Täglich – das müssen wir uns einmal vorstellen! – wurden in Rheda-Wiedenbrück bei Tönnies 25 000 Schweine geschlachtet; jeden Tag, Tag für Tag. Tönnies hat offiziell 10 bis 12 Euro Schlachtkosten pro Tier; das sind die geringsten Schlachtkosten Europas. Jeder, der die Branche kennt, weiß, dass die Schlachtkosten gegen null gehen, weil es ja noch die Vermarktung des fünften Viertels gibt. Aber wir nehmen einmal die offiziellen Zahlen. Belgien, Dänemark und Holland beklagen seit Langem die extreme sklavische Ausbeutung, die hier in Deutschland mit Werkvertragsarbeitnehmern vorgenommen wird.
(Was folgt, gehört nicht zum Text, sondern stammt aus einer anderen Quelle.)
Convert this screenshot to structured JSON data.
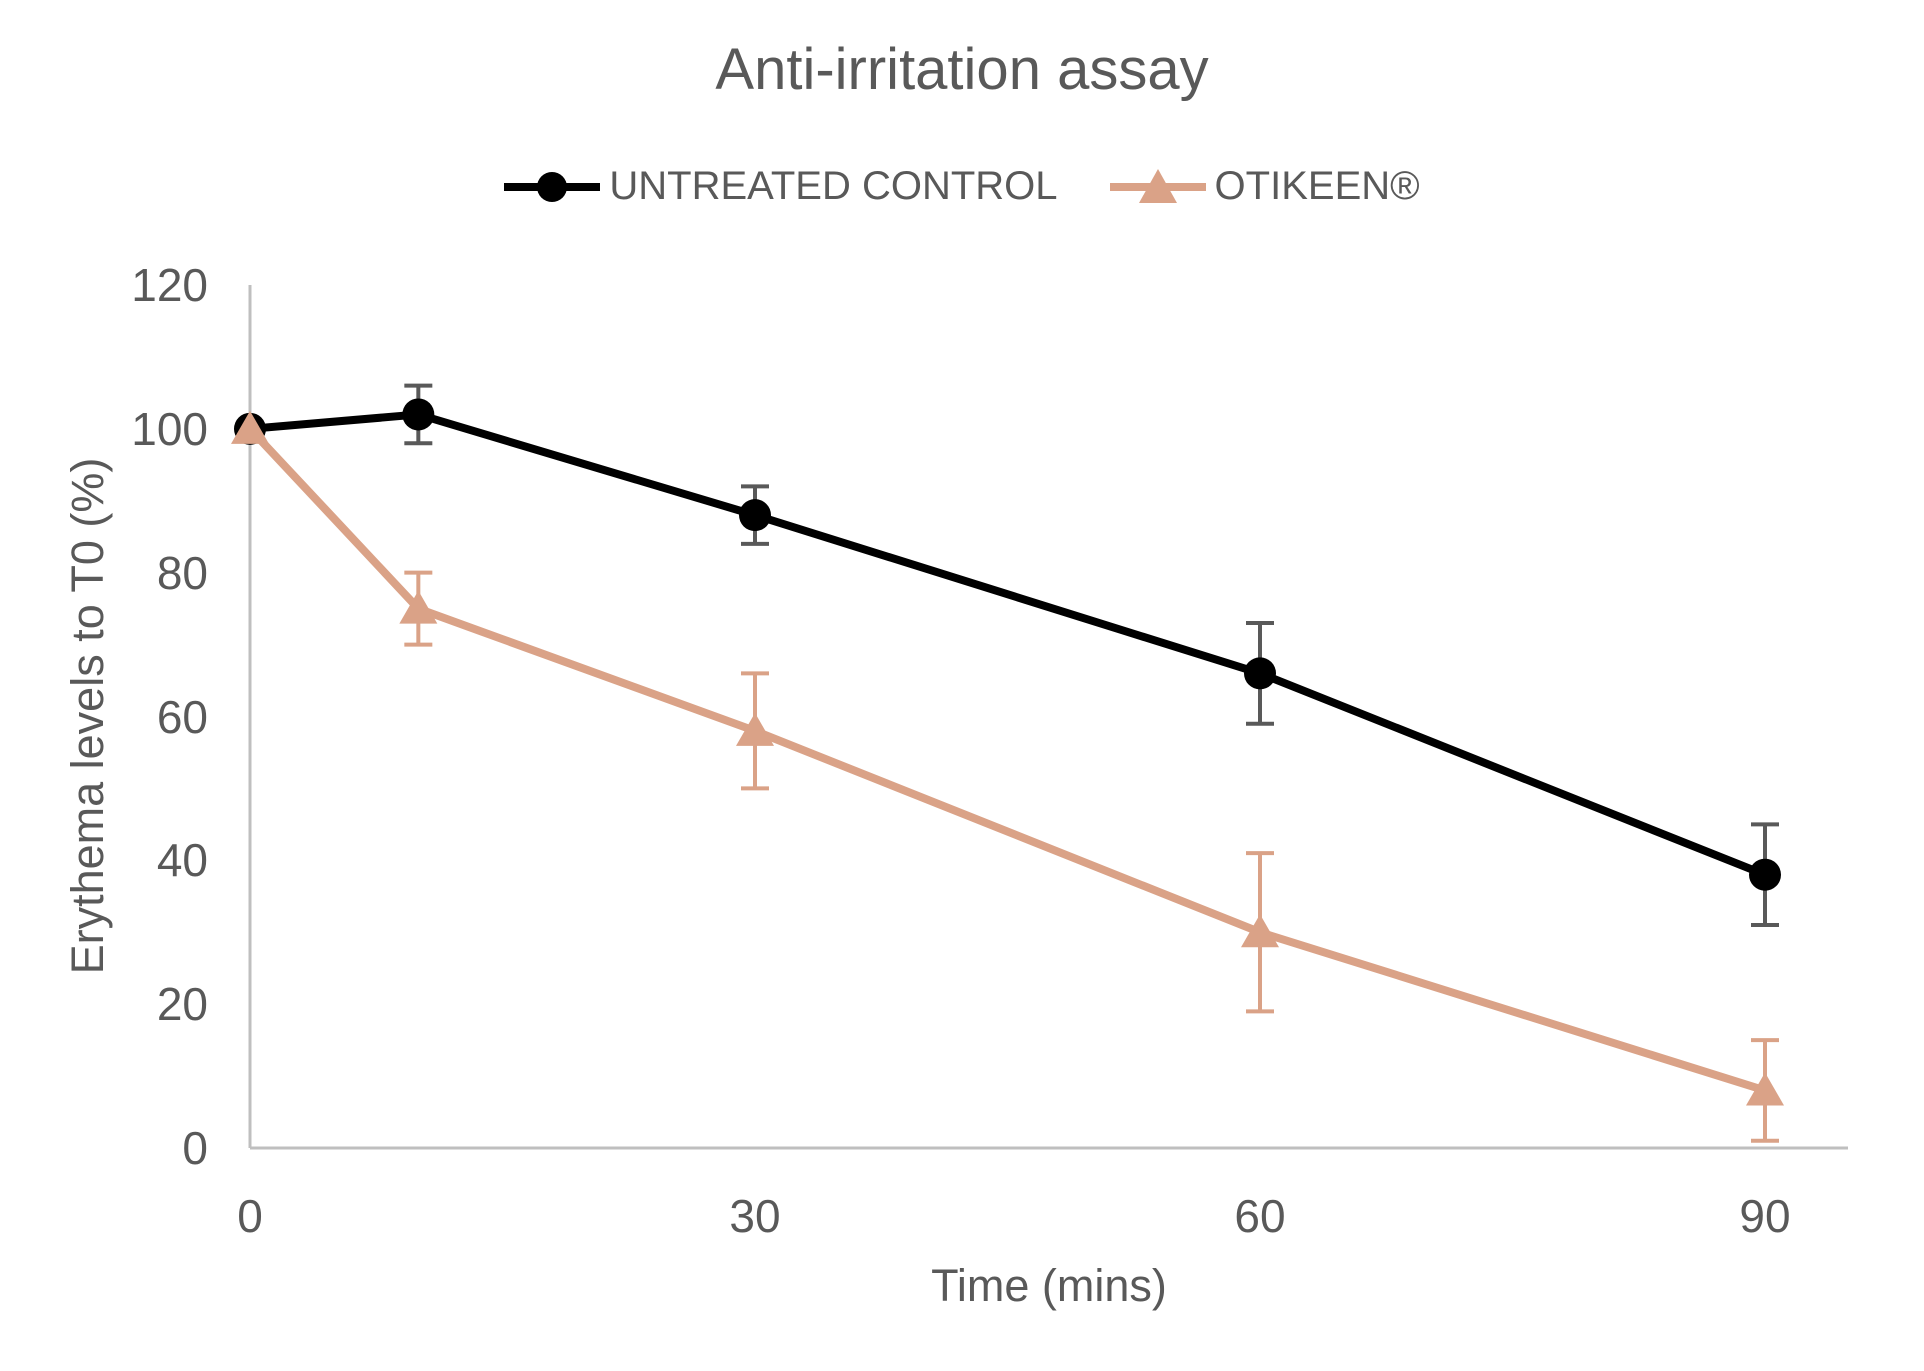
{
  "chart_data": {
    "type": "line",
    "title": "Anti-irritation assay",
    "xlabel": "Time (mins)",
    "ylabel": "Erythema levels to T0 (%)",
    "x": [
      0,
      10,
      30,
      60,
      90
    ],
    "xticks": [
      0,
      30,
      60,
      90
    ],
    "yticks": [
      0,
      20,
      40,
      60,
      80,
      100,
      120
    ],
    "xlim": [
      0,
      95
    ],
    "ylim": [
      0,
      120
    ],
    "grid": false,
    "legend_position": "top-center",
    "series": [
      {
        "name": "UNTREATED CONTROL",
        "marker": "circle",
        "color": "#000000",
        "error_color": "#595959",
        "values": [
          100,
          102,
          88,
          66,
          38
        ],
        "errors": [
          0,
          4,
          4,
          7,
          7
        ]
      },
      {
        "name": "OTIKEEN®",
        "marker": "triangle",
        "color": "#DAA287",
        "error_color": "#DAA287",
        "values": [
          100,
          75,
          58,
          30,
          8
        ],
        "errors": [
          0,
          5,
          8,
          11,
          7
        ]
      }
    ]
  },
  "colors": {
    "background": "#FFFFFF",
    "text": "#595959",
    "axis_line": "#BFBFBF"
  }
}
Unsere handwerklich orientierten mittelständischen Schlachter, die es ja auch noch gibt, haben zum Vergleich rund 25 Euro Kosten, um ein Tier zu schlachten. Wie sollen sie dem Druck dieser Konkurrenz standhalten, der im Wesentlichen auf dem Rücken der Werkvertragsarbeitnehmer aus Rumänien und Bulgarien ausgetragen wird, liebe Kolleginnen und Kollegen?

Den Preis dieses Billigfleischsystems, den bezahlen die Menschen, den bezahlen die Tiere, und den bezahlt auch die Natur. In der Landwirtschaft, ihrem nachgelagerten Bereich, gilt nur eine Maxime: Wachstum, Effizienz, Billigfleisch, Ausrichtung am Weltmarkt. Das brachte extrem spezialisierte Betriebe hervor, oligopolartige Marktstrukturen folgten. Wir sehen es in der Fleischindustrie, bei den Molkereien, wir sehen es im Lebensmitteleinzelhandel.
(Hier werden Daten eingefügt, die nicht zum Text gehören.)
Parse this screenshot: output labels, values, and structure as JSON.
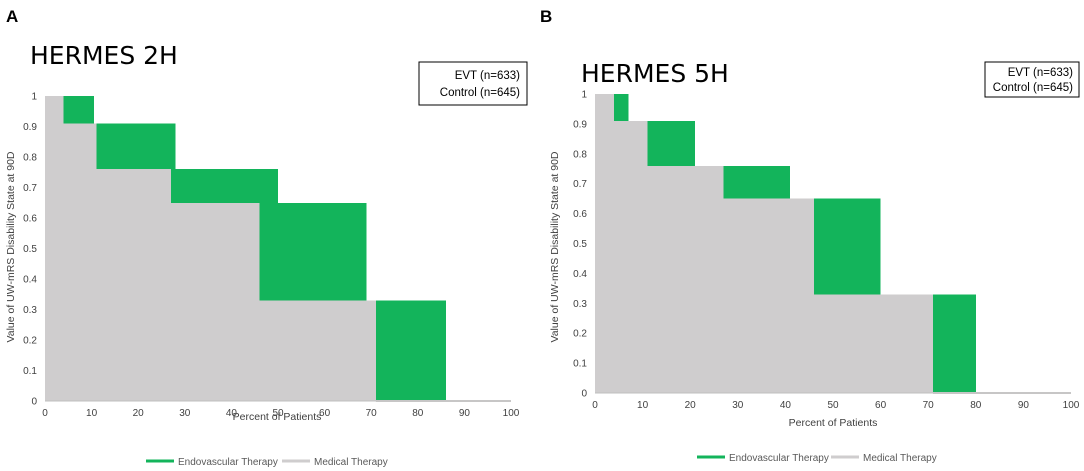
{
  "chart_data": [
    {
      "type": "area",
      "panel_label": "A",
      "title": "HERMES 2H",
      "xlabel": "Percent of Patients",
      "ylabel": "Value of UW-mRS Disability State at 90D",
      "xlim": [
        0,
        100
      ],
      "ylim": [
        0,
        1
      ],
      "x_ticks": [
        0,
        10,
        20,
        30,
        40,
        50,
        60,
        70,
        80,
        90,
        100
      ],
      "y_ticks": [
        0,
        0.1,
        0.2,
        0.3,
        0.4,
        0.5,
        0.6,
        0.7,
        0.8,
        0.9,
        1
      ],
      "x_tick_labels": [
        "0",
        "10",
        "20",
        "30",
        "40",
        "50",
        "60",
        "70",
        "80",
        "90",
        "100"
      ],
      "y_tick_labels": [
        "0",
        "0.1",
        "0.2",
        "0.3",
        "0.4",
        "0.5",
        "0.6",
        "0.7",
        "0.8",
        "0.9",
        "1"
      ],
      "grid": false,
      "box_legend": [
        "EVT (n=633)",
        "Control (n=645)"
      ],
      "box_legend_placement": "top-right",
      "legend_placement": "bottom",
      "series": [
        {
          "name": "Endovascular Therapy",
          "color": "#13b45b",
          "steps": [
            {
              "x0": 0,
              "x1": 10.5,
              "y": 1
            },
            {
              "x0": 10.5,
              "x1": 28,
              "y": 0.91
            },
            {
              "x0": 28,
              "x1": 50,
              "y": 0.76
            },
            {
              "x0": 50,
              "x1": 69,
              "y": 0.65
            },
            {
              "x0": 69,
              "x1": 86,
              "y": 0.33
            },
            {
              "x0": 86,
              "x1": 100,
              "y": 0
            }
          ]
        },
        {
          "name": "Medical Therapy",
          "color": "#cfcdce",
          "steps": [
            {
              "x0": 0,
              "x1": 4,
              "y": 1
            },
            {
              "x0": 4,
              "x1": 11,
              "y": 0.91
            },
            {
              "x0": 11,
              "x1": 27,
              "y": 0.76
            },
            {
              "x0": 27,
              "x1": 46,
              "y": 0.65
            },
            {
              "x0": 46,
              "x1": 71,
              "y": 0.33
            },
            {
              "x0": 71,
              "x1": 100,
              "y": 0
            }
          ]
        }
      ]
    },
    {
      "type": "area",
      "panel_label": "B",
      "title": "HERMES 5H",
      "xlabel": "Percent of Patients",
      "ylabel": "Value of UW-mRS Disability State at 90D",
      "xlim": [
        0,
        100
      ],
      "ylim": [
        0,
        1
      ],
      "x_ticks": [
        0,
        10,
        20,
        30,
        40,
        50,
        60,
        70,
        80,
        90,
        100
      ],
      "y_ticks": [
        0,
        0.1,
        0.2,
        0.3,
        0.4,
        0.5,
        0.6,
        0.7,
        0.8,
        0.9,
        1
      ],
      "x_tick_labels": [
        "0",
        "10",
        "20",
        "30",
        "40",
        "50",
        "60",
        "70",
        "80",
        "90",
        "100"
      ],
      "y_tick_labels": [
        "0",
        "0.1",
        "0.2",
        "0.3",
        "0.4",
        "0.5",
        "0.6",
        "0.7",
        "0.8",
        "0.9",
        "1"
      ],
      "grid": false,
      "box_legend": [
        "EVT (n=633)",
        "Control (n=645)"
      ],
      "box_legend_placement": "top-right",
      "legend_placement": "bottom",
      "series": [
        {
          "name": "Endovascular Therapy",
          "color": "#13b45b",
          "steps": [
            {
              "x0": 0,
              "x1": 7,
              "y": 1
            },
            {
              "x0": 7,
              "x1": 21,
              "y": 0.91
            },
            {
              "x0": 21,
              "x1": 41,
              "y": 0.76
            },
            {
              "x0": 41,
              "x1": 60,
              "y": 0.65
            },
            {
              "x0": 60,
              "x1": 80,
              "y": 0.33
            },
            {
              "x0": 80,
              "x1": 100,
              "y": 0
            }
          ]
        },
        {
          "name": "Medical Therapy",
          "color": "#cfcdce",
          "steps": [
            {
              "x0": 0,
              "x1": 4,
              "y": 1
            },
            {
              "x0": 4,
              "x1": 11,
              "y": 0.91
            },
            {
              "x0": 11,
              "x1": 27,
              "y": 0.76
            },
            {
              "x0": 27,
              "x1": 46,
              "y": 0.65
            },
            {
              "x0": 46,
              "x1": 71,
              "y": 0.33
            },
            {
              "x0": 71,
              "x1": 100,
              "y": 0
            }
          ]
        }
      ]
    }
  ]
}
Zwei Drittel, meine Damen und Herren, des Schweinefleisches werden über Sonderangebote verramscht. Mitte jeder Woche kommen ja die Angebote ins Haus geflattert; jeder kennt es. Diese Preise lügen, Kolleginnen und Kollegen. Sie lügen, das System ist schwach, das System ist krank.

(Beifall beim BÜNDNIS 90/DIE GRÜNEN)

Die Konsequenz daraus kann heute für uns doch nur die Wende sein, der Neubeginn: Raus aus diesem kaputten System!
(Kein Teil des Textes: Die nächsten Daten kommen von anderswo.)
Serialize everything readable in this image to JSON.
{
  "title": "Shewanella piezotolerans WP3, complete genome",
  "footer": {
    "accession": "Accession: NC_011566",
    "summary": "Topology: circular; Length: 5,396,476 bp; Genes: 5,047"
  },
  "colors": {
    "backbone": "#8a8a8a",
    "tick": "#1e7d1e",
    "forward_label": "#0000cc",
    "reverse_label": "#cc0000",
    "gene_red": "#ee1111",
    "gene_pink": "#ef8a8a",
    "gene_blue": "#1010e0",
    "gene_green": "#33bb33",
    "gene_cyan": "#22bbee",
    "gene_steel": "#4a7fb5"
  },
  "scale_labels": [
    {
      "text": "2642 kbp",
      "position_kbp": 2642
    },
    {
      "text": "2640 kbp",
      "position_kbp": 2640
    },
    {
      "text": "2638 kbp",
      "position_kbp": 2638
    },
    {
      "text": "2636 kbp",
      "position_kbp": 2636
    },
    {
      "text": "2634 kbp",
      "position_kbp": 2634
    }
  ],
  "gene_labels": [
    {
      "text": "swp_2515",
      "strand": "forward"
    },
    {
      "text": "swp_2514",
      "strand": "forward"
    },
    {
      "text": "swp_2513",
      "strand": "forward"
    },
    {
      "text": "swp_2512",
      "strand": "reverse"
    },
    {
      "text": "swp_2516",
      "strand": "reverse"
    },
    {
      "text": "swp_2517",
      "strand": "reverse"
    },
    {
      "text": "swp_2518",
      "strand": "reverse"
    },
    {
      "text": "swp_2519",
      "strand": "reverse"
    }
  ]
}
(Beifall beim BÜNDNIS 90/DIE GRÜNEN)

Das heißt, wir müssen Lebensmittelproduktion in der Breite endlich neu denken. Wir müssen aufhören, an freiwilligen Vereinbarungen leidenschaftlich herumzubasteln, wie unsere Landwirtschaftsministerin das gerne gut, die sowieso nie kommen. Doch der Ernst der Lage, das Ausmaß der Katastrophe werden für viele erst jetzt sichtbar: wie hoch die wirklichen gesellschaftlichen Kosten dieser Produktion sind und wer sie eigentlich bezahlt.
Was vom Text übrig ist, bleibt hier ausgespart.